Oleh karena itu, menurut Ketua Mahkamah Konstitusi pertama di Indonesia, isi kebijakan dalam surat edaran tersebut tidak boleh bertentangan dengan peraturan perundang-undangan seperti undang-undang, peraturan pemerintah, dan peraturan daerah baik provinsi maupun kabupaten/kota. “Karena bukan peraturan, surat edaran bersifat tidak mengikat,” katanya.
Ia mengatakan, yang dapat memaksa disebut sebagai peraturan, seperti peraturan daerah, peraturan gubernur, peraturan bupati, dan peraturan walikota. “Jika hal ini bersifat umum berlaku,” katanya.
Dikatakan bahwa SE dibuat hanya sebagai pemberitahuan mengenai hal-hal yang tercantum dalam peraturan perundang-undangan. “Karena di dalam peraturan perundang-undangan itu tebal. Namun, jika bupati atau gubernur mengirim surat edaran hanya selembar, agar lebih mudah dibaca oleh orang. Oleh camat, RT, RW dibaca, karena hanya selembar,” katanya.
Ia menekankan bahwa dalam penerapannya, surat edaran tersebut memang sangat penting. Namun selanjutnya, isinya tidak boleh bertentangan dengan Undang-undang, peraturan pemerintah, dan peraturan daerah, bahkan dengan peraturan gubernur.
“Tidak boleh bertentangan, karena SE hanya berupa surat. Jadi, isinya tidak boleh bertentangan dengan peraturan perundang-undangan tetapi harus berlandaskan pada peraturan,” tegasnya.
Diketahui bahwa Gubernur Bali, I Wayan Koster, telah menerbitkan SE Nomor 9 Tahun 2025 mengenai Gerakan Bali Bersih Sampah, di mana dalam salah satu pasalnya terdapat ketentuan khusus yang melarang produksi dan penyebaran air minum dalam kemasan (AMDK) dengan ukuran kurang dari 1 liter.

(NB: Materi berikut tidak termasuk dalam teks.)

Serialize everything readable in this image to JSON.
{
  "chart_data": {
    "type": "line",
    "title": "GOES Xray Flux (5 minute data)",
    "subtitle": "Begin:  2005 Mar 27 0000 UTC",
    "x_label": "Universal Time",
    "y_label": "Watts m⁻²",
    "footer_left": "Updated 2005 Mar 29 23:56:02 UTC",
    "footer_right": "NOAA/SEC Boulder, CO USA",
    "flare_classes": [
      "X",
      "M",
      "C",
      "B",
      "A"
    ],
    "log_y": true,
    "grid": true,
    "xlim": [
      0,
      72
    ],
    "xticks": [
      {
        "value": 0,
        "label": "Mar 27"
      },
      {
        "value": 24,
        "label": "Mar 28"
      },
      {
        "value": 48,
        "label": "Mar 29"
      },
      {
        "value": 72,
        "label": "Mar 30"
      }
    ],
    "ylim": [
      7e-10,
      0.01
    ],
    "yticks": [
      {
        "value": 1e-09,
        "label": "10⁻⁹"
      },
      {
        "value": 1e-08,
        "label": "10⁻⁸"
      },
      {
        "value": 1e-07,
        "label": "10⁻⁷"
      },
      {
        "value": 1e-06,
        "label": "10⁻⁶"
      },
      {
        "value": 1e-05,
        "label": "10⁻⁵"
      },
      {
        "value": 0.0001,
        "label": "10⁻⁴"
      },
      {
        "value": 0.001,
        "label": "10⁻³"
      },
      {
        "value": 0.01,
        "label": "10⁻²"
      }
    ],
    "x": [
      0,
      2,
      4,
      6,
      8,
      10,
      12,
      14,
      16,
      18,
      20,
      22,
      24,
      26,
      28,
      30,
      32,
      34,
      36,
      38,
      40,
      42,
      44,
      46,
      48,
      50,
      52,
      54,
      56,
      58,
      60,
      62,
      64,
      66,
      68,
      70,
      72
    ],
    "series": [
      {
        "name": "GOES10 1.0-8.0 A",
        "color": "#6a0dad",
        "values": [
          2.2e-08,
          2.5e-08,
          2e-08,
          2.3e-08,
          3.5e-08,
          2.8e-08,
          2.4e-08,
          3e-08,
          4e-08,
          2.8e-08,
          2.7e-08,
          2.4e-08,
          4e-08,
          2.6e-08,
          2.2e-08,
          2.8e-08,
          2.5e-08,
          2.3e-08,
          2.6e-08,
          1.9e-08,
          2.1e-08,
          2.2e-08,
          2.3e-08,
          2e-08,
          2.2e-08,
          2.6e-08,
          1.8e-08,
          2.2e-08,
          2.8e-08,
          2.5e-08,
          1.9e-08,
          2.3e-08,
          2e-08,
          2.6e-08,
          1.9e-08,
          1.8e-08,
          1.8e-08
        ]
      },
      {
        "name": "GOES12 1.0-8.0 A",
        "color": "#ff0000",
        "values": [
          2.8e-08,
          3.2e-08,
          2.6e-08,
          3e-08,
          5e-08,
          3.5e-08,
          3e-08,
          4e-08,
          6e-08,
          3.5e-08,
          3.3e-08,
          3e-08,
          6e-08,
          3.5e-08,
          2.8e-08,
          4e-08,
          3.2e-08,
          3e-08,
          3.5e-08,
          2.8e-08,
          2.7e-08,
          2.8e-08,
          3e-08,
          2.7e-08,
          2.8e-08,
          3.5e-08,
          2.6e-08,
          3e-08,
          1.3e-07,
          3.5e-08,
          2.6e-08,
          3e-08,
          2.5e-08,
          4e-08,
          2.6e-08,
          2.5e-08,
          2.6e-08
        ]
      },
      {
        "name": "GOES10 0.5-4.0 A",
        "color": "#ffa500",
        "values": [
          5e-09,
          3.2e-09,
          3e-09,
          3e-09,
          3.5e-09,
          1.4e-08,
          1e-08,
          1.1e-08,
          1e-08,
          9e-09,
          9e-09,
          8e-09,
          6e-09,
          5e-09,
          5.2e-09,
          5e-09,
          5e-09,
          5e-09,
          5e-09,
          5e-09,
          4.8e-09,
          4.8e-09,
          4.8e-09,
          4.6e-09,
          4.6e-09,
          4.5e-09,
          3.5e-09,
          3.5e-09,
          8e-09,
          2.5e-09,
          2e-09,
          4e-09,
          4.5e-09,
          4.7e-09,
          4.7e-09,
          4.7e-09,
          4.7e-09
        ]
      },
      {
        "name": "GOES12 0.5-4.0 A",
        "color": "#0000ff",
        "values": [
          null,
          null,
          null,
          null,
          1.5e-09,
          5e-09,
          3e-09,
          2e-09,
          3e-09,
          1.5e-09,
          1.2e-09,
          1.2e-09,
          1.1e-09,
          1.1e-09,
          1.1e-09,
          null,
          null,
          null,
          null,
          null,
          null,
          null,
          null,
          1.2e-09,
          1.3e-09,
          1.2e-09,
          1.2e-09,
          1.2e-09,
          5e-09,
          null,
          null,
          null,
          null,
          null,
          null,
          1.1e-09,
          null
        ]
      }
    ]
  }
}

Dalam ketentuannya juga disebutkan, adanya sanksi terhadap pihak-pihak yang tidak bersedia mematuhi SE tersebut. Namun, larangan tersebut sama sekali tidak terdapat dalam ketentuan hukum pokok perundang-undangan di atasnya seperti Perda Provinsi Bali No.5 Tahun 2011 mengenai Pengelolaan Sampah; Perda Provinsi Bali No.1 Tahun 2017 tentang Perlindungan dan Pengelolaan Lingkungan Hidup; Pergub Bali No.97 Tahun 2018 tentang Pembatasan Timbulan Sampah Plastik Sekali Pakai; Pergub Bali No.47 Tahun 2019 tentang Pengelolaan Sampah Berbasis Sumber; Pergub Bali No.24 Tahun 2020 tentang Perlindungan Danau, Mata Air, Sungai, dan Laut; Keputusan Gubernur Bali No.381 Tahun 2021 tentang Pengelolaan Sampah Berbasis Sumber di Desa/Kelurahan dan Desa Adat.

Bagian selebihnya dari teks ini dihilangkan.